Magnetic order in the repulsive Fermi-Hubbard model in three-dimensions and the crossover to two-dimensions

TL;DR

This study investigates the magnetic order and phase transitions in the 3D repulsive Fermi-Hubbard model, revealing antiferromagnetic and spin-density wave states, and explores the crossover to 2D by tuning inter-plane coupling.

Contribution

It provides an exact solution for the ground state of the doped 3D Hubbard model within the generalized Hartree-Fock approximation, including detailed analysis of SDW states and the 3D to 2D crossover.

Findings

Identification of antiferromagnetic and incommensurate SDW states.

Observation of a metal-insulator transition with increasing interaction.

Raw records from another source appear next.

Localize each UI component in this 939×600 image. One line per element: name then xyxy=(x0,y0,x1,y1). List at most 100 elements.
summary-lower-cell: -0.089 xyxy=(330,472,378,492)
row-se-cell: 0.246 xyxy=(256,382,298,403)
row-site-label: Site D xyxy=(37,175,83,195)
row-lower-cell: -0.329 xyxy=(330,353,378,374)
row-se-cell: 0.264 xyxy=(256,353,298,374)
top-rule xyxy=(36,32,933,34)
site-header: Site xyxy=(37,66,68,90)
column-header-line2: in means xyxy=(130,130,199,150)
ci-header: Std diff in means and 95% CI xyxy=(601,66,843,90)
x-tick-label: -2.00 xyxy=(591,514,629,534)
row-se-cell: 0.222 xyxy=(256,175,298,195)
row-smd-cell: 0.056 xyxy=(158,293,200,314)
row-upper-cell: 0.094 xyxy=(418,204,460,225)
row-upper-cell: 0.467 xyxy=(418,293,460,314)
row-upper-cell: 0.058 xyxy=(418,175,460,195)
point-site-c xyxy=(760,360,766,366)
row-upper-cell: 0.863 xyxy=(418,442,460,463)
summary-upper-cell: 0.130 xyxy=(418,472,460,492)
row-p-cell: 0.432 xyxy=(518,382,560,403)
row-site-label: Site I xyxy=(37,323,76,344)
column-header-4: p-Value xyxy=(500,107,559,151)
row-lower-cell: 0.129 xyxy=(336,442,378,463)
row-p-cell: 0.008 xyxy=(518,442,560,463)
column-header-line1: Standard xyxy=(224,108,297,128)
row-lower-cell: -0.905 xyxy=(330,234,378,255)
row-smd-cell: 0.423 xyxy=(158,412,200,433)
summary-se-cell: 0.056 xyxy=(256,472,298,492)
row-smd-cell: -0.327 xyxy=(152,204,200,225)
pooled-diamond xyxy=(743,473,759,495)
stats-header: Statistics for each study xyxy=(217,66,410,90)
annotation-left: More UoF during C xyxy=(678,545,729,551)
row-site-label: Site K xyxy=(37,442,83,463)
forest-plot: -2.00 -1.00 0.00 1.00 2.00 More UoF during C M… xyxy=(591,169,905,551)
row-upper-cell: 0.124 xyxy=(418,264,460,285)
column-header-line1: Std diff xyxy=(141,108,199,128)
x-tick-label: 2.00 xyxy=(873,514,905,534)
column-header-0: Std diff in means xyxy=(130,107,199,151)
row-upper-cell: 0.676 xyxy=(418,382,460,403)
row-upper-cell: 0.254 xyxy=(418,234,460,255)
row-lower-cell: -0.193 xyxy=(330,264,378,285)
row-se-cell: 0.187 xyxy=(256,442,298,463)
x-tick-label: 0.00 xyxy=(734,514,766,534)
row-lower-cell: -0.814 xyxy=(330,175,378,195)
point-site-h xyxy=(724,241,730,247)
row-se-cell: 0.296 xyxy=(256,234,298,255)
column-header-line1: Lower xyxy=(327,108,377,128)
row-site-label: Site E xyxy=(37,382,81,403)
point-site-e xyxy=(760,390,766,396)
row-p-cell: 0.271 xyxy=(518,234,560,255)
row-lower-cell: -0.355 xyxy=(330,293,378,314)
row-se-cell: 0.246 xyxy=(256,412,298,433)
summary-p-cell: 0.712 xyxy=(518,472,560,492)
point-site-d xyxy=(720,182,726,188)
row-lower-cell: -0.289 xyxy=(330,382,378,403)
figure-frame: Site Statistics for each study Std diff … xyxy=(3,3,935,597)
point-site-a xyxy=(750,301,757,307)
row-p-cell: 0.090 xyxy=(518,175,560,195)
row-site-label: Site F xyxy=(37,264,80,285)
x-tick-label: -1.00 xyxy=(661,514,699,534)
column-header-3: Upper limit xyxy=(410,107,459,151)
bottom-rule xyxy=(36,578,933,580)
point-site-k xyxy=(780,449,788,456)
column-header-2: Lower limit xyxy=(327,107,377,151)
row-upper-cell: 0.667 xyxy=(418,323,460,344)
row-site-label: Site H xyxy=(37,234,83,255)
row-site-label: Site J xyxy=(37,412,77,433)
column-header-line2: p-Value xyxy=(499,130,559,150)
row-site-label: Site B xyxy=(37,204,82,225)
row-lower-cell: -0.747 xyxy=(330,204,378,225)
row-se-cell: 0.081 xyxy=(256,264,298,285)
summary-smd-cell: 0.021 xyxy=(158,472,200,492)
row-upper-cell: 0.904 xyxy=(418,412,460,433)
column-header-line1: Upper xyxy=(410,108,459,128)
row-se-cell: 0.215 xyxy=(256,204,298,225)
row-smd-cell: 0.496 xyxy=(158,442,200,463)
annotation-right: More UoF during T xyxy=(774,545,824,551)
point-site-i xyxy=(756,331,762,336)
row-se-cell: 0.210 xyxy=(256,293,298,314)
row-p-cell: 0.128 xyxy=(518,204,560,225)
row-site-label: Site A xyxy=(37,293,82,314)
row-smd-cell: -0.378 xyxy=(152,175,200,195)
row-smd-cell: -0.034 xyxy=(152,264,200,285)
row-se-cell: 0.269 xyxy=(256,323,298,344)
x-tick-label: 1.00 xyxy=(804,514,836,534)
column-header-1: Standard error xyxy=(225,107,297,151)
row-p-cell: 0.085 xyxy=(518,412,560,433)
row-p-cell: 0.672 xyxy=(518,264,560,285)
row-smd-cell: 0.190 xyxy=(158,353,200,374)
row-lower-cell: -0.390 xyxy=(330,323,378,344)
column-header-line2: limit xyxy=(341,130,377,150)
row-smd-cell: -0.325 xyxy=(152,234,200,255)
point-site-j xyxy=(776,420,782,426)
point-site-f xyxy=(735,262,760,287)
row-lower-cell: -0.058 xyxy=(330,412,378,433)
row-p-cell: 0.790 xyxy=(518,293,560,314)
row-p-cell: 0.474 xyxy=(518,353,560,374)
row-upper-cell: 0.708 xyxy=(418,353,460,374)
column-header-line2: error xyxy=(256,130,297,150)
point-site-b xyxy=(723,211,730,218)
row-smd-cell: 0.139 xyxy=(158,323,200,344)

Quantitative agreement between numerical results and the pairing model ansatz.

Abstract

Systems of fermions described by the three-dimensional (3D) repulsive Hubbard model on a cubic lattice have recently attracted considerable attention due to their possible experimental realization via cold atoms in an optical lattice. Because analytical and numerical results are limited away from half-filling, we study the ground state of the doped system from weak to intermediate interaction strengths within the generalized Hartree-Fock approximation. The exact solution to the self-consistent-field equations in the thermodynamic limit is obtained and the ground state is shown to exhibit antiferromagnetic order and incommensurate spin-density waves (SDW). At low interaction strengths, the SDW has unidirectional character with a leading wave-vector along the $<100>$-direction, and the system is metallic. As the interaction increases, the system undergoes a simultaneous structural and metal-to-insulator transition to a unidirectional SDW state along the $<111>$-direction, with a different wavelength. We systematically determine the real- and momentum-space properties of these states. The crossover from 3D to two-dimensions (2D) is then studied by varying the inter-plane hopping amplitude, which can be experimentally realized by tuning the distance between a stack of square-lattice layers. Detailed comparisons are made between the exact numerical results and predictions from the pairing model, a variational {\em ansatz} based on the pairing of spins in the vicinity of the Fermi surface. Most of the numerical results can be understood quantitatively from the ansatz, which provides a simple picture for the nature of the SDW states.